Pixar say: Brad Bird on the challenges of animating food - "Computers aren’t really very interested in making things look delicious. They’re interested in things looking clean and things looking geometrically precise, and usually hard not squishy – not tactile. Computers are great for perfection. They’re not great at organic things. We had to work really hard to get the food to look like you could taste it and smell it and enjoy it.”

2. Farewell, Andy

The moment: Woody has fixed it so that Andy's toys are given away to Bonnie at the end of Toy Story 3. But when she sees Woody, it's obvious that it's also time for the cowboy to say goodbye to his owner, too.

Why it's great: It's the moment the entire trilogy has been building towards, and Pixar aces it by being as joyous as it is melancholy, and setting up new adventures for the gang without compromising on the sustained richness of everything to date.
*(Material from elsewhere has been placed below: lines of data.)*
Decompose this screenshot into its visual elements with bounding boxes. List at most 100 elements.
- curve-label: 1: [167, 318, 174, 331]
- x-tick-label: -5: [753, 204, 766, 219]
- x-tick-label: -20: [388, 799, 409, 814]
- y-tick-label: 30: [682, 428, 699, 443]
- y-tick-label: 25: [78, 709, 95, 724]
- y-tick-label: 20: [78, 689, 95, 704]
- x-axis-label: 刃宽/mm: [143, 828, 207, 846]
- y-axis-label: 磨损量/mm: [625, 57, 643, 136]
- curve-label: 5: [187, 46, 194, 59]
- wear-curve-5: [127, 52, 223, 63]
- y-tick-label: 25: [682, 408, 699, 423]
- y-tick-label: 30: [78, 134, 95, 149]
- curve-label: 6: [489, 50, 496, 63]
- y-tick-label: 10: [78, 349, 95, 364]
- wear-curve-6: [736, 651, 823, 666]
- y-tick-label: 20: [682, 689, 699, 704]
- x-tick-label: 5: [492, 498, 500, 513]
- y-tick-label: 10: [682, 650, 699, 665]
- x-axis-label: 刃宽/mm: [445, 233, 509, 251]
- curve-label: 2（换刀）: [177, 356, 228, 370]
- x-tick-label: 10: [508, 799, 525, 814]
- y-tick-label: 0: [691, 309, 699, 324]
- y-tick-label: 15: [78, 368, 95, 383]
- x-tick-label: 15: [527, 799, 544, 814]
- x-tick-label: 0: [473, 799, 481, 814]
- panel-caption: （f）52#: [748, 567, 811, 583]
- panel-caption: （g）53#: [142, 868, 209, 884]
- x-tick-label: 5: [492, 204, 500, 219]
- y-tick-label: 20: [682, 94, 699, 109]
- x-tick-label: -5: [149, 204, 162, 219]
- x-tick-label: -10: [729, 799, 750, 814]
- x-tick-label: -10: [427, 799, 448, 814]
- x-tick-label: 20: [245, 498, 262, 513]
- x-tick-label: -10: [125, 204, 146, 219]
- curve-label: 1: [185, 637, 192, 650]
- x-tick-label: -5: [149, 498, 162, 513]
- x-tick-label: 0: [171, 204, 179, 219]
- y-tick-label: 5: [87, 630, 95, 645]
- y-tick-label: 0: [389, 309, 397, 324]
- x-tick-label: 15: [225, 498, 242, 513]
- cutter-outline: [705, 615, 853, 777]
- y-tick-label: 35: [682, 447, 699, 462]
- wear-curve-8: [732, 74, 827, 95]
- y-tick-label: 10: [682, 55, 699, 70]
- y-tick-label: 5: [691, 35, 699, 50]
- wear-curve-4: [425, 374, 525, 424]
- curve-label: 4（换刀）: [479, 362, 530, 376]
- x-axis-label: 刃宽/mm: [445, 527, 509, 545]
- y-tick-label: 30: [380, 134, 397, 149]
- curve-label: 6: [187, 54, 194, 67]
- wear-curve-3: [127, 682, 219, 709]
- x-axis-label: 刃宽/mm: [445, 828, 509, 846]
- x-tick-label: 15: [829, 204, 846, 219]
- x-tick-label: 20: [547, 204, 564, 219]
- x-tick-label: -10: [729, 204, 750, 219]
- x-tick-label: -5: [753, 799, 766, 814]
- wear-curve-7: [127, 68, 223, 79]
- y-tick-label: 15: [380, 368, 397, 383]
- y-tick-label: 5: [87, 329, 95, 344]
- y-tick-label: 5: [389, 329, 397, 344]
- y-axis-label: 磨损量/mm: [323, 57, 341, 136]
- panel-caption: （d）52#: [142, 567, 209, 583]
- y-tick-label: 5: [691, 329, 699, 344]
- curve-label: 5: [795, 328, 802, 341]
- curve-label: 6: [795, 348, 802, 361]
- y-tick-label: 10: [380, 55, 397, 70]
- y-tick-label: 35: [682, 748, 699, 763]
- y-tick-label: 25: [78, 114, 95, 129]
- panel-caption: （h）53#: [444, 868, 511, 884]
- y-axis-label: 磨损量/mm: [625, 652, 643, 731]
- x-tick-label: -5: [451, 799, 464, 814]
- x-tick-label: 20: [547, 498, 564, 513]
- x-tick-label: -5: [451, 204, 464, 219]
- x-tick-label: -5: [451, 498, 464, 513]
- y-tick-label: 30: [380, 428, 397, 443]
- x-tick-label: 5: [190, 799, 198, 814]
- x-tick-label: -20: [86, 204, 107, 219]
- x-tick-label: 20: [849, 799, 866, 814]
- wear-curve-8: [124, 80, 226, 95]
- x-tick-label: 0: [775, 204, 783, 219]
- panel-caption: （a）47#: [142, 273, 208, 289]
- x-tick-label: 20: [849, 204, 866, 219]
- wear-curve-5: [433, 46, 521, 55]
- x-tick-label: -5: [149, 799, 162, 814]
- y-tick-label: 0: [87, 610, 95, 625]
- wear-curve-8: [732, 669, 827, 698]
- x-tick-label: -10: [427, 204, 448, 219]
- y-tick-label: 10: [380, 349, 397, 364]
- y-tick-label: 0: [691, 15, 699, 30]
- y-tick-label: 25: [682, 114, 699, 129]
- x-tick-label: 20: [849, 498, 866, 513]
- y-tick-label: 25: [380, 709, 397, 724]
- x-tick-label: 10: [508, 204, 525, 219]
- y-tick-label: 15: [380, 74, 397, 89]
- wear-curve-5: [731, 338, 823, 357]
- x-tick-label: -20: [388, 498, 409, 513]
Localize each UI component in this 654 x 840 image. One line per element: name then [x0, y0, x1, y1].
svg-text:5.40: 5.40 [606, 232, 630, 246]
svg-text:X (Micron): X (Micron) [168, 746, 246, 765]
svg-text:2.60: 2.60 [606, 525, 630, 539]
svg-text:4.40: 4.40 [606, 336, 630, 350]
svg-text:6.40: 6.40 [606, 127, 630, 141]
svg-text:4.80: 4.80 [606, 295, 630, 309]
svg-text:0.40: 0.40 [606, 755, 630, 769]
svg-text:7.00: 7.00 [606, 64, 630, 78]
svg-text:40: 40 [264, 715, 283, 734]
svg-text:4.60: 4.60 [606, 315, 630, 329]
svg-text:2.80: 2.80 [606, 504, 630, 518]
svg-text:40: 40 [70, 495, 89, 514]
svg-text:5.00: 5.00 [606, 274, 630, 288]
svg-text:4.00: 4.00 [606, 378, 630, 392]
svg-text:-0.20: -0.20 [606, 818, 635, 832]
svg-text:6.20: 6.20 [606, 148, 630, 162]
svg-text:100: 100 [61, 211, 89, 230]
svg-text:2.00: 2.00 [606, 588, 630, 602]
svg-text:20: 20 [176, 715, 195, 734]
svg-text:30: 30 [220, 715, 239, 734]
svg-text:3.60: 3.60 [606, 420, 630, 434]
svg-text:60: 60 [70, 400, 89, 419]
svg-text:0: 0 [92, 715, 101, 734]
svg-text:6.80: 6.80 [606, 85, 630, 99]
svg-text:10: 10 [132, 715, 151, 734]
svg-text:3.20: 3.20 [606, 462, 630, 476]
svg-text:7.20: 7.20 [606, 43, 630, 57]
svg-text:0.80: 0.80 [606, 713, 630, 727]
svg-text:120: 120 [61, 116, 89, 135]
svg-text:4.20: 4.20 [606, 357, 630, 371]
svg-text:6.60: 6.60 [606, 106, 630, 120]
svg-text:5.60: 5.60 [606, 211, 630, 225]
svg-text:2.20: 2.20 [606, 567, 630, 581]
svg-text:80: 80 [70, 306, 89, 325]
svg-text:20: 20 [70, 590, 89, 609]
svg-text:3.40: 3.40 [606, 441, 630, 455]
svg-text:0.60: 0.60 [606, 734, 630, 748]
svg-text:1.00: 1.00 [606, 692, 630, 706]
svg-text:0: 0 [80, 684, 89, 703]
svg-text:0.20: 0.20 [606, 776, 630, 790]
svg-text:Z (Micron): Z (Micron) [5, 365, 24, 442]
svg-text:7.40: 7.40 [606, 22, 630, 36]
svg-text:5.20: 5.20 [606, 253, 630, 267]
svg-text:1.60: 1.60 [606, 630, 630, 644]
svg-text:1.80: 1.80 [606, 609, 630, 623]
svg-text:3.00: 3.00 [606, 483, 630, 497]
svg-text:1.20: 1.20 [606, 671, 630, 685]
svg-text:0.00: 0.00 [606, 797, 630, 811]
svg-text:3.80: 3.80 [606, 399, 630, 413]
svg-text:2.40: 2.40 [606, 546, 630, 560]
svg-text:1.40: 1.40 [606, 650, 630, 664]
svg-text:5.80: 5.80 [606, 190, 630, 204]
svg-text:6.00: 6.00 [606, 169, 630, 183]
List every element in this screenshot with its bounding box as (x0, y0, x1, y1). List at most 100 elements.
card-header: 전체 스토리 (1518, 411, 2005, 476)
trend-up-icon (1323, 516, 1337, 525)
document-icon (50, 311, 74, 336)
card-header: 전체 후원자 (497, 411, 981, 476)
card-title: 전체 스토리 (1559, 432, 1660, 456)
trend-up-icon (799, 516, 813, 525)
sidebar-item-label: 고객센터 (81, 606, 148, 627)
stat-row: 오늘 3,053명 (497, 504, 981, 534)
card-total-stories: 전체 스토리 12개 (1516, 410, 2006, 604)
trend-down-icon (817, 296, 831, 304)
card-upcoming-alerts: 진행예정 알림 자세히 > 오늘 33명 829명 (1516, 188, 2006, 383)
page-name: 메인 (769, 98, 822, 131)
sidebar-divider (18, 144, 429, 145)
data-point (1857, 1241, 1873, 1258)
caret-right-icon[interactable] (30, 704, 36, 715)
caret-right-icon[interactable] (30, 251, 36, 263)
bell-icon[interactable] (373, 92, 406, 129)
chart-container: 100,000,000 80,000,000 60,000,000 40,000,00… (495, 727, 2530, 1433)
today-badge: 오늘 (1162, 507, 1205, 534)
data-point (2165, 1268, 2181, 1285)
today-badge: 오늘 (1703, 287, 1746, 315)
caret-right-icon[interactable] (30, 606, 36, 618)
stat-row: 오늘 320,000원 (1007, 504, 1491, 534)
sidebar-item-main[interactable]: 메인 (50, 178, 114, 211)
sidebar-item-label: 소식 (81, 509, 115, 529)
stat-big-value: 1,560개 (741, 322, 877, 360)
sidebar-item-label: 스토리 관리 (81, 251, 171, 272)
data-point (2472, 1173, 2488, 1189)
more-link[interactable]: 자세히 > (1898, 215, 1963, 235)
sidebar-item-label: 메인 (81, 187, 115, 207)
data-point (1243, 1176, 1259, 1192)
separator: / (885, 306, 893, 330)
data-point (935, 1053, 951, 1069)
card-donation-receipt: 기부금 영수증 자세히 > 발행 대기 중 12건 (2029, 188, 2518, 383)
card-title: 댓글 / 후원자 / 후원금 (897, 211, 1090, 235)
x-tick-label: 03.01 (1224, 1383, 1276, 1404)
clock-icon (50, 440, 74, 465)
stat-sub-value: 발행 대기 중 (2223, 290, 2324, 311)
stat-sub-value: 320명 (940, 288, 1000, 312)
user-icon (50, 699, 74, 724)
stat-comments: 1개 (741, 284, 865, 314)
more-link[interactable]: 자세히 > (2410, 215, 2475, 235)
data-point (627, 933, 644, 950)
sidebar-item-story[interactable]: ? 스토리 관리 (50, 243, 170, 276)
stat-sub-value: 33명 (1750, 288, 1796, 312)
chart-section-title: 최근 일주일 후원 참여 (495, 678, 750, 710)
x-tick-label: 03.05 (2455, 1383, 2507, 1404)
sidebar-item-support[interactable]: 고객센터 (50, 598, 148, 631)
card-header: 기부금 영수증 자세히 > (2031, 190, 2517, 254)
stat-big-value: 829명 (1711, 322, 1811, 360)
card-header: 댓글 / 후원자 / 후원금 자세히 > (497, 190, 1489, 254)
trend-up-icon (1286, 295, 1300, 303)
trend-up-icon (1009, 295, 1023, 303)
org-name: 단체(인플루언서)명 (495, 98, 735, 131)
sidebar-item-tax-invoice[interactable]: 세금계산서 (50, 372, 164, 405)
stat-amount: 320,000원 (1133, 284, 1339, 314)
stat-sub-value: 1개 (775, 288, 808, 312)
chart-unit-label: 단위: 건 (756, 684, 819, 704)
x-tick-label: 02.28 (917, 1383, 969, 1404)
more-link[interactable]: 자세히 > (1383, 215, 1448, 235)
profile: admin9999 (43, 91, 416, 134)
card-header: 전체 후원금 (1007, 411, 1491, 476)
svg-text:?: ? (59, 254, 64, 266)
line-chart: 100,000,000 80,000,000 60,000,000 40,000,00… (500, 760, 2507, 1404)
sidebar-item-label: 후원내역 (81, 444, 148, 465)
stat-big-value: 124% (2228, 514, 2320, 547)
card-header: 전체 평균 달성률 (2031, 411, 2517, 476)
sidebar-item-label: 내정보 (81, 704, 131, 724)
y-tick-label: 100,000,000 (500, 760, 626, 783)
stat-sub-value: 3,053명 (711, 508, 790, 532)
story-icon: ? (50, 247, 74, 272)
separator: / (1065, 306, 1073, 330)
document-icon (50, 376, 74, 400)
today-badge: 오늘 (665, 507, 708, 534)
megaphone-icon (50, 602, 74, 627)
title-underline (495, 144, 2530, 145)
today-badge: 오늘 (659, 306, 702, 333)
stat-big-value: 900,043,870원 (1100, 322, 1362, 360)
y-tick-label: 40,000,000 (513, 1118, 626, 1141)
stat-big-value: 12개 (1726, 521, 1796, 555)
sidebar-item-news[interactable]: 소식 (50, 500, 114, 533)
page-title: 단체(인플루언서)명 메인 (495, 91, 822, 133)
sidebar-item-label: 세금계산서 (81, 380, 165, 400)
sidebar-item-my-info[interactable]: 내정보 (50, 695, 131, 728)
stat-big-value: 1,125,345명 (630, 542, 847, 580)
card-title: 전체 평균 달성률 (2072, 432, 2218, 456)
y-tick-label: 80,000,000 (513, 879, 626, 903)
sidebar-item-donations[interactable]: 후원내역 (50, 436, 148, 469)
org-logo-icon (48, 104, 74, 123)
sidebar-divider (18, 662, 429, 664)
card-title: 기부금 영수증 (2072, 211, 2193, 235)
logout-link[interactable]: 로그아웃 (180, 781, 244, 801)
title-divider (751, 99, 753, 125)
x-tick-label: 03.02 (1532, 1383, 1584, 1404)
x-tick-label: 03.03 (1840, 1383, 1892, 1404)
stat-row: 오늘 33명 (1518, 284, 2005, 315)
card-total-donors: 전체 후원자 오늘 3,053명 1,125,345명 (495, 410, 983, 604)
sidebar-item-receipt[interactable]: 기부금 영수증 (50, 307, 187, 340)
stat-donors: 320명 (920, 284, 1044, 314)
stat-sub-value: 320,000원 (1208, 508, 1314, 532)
Pixar say: Lee Unkrich on the film's emotional core - "We had lost friends here and there. We had raised children and some of us were sending kids off to college. We thought a lot of it had to do with our own personal ride so it really did surprise us that, on a global level, people were so affected by the movie. We realised that we had inadvertently tapped into some really deep-seated emotions."